PORTFOLIO > Current Exhibition

Hera’s Gift


In a fierce 1980s windstorm, Hera, Queen of the Gods, intercepted a thunderbolt hurled by ill-tempered Zeus at Stephanie Bernheim’s fields in Ancramdale, New York. Hera transformed the bolt into a gigantic glass plate, crashing it near the barn. She understood the artist would know what to do with her gift.

Stephanie rushed outdoors. With meticulous care, she collected the glass shards into thirty-one white plastic paint buckets, which she aligned architecturally on the slope of the hill. With an artist’s intuition and patience, she stored the glass shards and waited.

Long before, Stephanie had fallen in love with glass—its transparency, colors, reflections and refractions, its layers, the way it attracts and repels paint, its secrets and surprises, its shape-shifting transformations as surface and support, flatness and depth.

A felicitous accident created a significant juncture in Stephanie’s work with glass. She was using a glass plate as a palette. As she picked it up, the multicolored layers of paint cast-offs peeled away in one piece. First Pull, 1976, in this exhibition, was the serendipitous result. Its surface rises, falls, cracks, stretches, shrinks—presaging the breathtaking reliefs she created throughout the 1980s.

Early reliefs are represented here by seven single color squares from 1979. They are lovingly layered—the result of Stephanie’s decision to “paint the paint, while digging for color and meaning.”* In 1982 emerged the immense, breathtaking reliefs, Blue Baby and Sophie’s Season—elemental cues to the earth’s core and surface, to the archaeology of ancient Mesoamerican cultures, to the living, breathing human body. To face the reliefs is to be awed by their energy as they sigh and heave.
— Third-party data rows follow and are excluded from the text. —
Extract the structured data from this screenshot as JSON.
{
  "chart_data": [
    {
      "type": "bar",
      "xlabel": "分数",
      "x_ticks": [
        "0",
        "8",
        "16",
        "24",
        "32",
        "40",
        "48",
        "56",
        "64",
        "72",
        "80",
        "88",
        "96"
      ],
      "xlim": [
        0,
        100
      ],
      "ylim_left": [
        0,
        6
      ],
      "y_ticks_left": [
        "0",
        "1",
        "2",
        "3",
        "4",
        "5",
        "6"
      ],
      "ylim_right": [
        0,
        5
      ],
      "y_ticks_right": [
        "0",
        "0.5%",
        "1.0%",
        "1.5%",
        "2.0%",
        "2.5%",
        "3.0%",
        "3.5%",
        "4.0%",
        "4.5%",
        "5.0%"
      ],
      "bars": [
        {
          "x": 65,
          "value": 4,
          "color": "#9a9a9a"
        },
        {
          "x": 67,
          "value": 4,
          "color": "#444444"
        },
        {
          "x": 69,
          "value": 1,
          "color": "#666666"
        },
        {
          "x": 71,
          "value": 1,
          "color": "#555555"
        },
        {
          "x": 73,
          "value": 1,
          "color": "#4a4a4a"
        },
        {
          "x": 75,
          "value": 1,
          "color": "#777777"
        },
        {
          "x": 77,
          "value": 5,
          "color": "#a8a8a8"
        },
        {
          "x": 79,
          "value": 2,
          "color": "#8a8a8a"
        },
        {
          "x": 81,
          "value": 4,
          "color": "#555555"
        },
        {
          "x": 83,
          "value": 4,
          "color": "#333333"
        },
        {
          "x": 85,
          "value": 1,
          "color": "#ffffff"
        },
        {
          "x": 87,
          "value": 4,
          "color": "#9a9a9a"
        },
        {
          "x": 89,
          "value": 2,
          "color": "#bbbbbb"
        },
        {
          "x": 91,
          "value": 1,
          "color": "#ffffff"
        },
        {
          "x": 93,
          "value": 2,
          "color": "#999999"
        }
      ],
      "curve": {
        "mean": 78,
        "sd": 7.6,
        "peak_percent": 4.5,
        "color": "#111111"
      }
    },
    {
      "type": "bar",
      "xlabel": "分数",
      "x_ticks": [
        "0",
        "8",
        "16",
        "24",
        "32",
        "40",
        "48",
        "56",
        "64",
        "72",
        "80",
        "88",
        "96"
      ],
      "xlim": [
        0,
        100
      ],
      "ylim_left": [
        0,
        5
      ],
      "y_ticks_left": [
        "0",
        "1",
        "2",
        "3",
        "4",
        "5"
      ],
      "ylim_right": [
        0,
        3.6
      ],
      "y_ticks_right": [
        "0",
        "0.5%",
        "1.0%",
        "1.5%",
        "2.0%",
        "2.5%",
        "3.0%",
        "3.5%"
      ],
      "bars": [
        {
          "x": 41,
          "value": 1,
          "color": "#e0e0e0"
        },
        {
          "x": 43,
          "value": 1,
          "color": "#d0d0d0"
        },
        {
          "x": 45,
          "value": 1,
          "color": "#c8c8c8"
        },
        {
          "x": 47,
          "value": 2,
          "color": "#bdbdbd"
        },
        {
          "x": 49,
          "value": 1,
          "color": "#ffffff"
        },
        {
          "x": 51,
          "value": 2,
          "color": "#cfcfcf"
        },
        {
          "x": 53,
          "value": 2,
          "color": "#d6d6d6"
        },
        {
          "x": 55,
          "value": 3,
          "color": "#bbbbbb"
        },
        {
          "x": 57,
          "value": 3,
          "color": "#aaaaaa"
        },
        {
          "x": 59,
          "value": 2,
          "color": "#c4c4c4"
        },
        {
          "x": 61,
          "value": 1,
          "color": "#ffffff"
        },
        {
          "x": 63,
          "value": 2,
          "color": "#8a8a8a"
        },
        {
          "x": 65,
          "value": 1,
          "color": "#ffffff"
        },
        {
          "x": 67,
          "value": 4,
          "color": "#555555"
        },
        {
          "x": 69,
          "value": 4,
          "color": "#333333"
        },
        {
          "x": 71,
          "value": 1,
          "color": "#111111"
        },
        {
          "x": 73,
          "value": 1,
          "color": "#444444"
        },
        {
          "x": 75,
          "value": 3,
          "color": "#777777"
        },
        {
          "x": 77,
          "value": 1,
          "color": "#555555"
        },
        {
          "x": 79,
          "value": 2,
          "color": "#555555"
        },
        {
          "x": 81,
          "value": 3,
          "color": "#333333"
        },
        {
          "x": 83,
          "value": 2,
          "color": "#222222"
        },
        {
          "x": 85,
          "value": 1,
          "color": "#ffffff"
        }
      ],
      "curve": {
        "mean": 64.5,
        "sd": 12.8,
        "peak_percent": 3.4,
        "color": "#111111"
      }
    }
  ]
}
Stephanie applied skills, which she had internalized from creating the small scale paint reliefs, to the Window Pane series of 1992–3, modernist abstractions, which distilled what she had learned from exploring the limits of acrylic paint. Now she pushed further, intensifying the triangulation of paint, glass, and herself. To the layering, she added complex ways of dripping the paint, layer upon layer. The strata pull apart and come together, in and out of the carefully controlled geometry of grids and bands. The delicate webs of paint reflect an intimate knowledge of how acrylic behaves, as well as constant, vigilant interventions and manipulations, responding with infinite nuance to the changing demands of the paint.

Recently, Stephanie sensed that the time had come to return to Hera’s bequest of storm-tossed shards. She carefully selected clusters of fragments to create the installation, Through Glass, in Gallery II. As we face the installation, we get allusions to the violence of the glass plate’s crashdown; the hurried storage of the salvaged shards; their domestication in the artist’s studio; the enduring, radiant beauty and power of glass. Above the steel shelves holding trays of glistening shards, three polaroids, taken by the artist on the day of the storm, show what appears to be a snowstorm. In reality, it was a sharp-edged glass-storm, strangely blanched—Hera’s gift** to Stephanie’s passion for glass.

Susana Torruella Leval
Director Emerita, El Museo del Barrio
New York, February 2025

* Interview with the artist in her studio, New York, 2/1/25
**This essay is a tribute to the talent and creative energy of Stephanie Bernheim. My allusion to Hera celebrates the importance of
A.I.R. as the only gallery to support women in the misogynistic New York art world of the 1970s.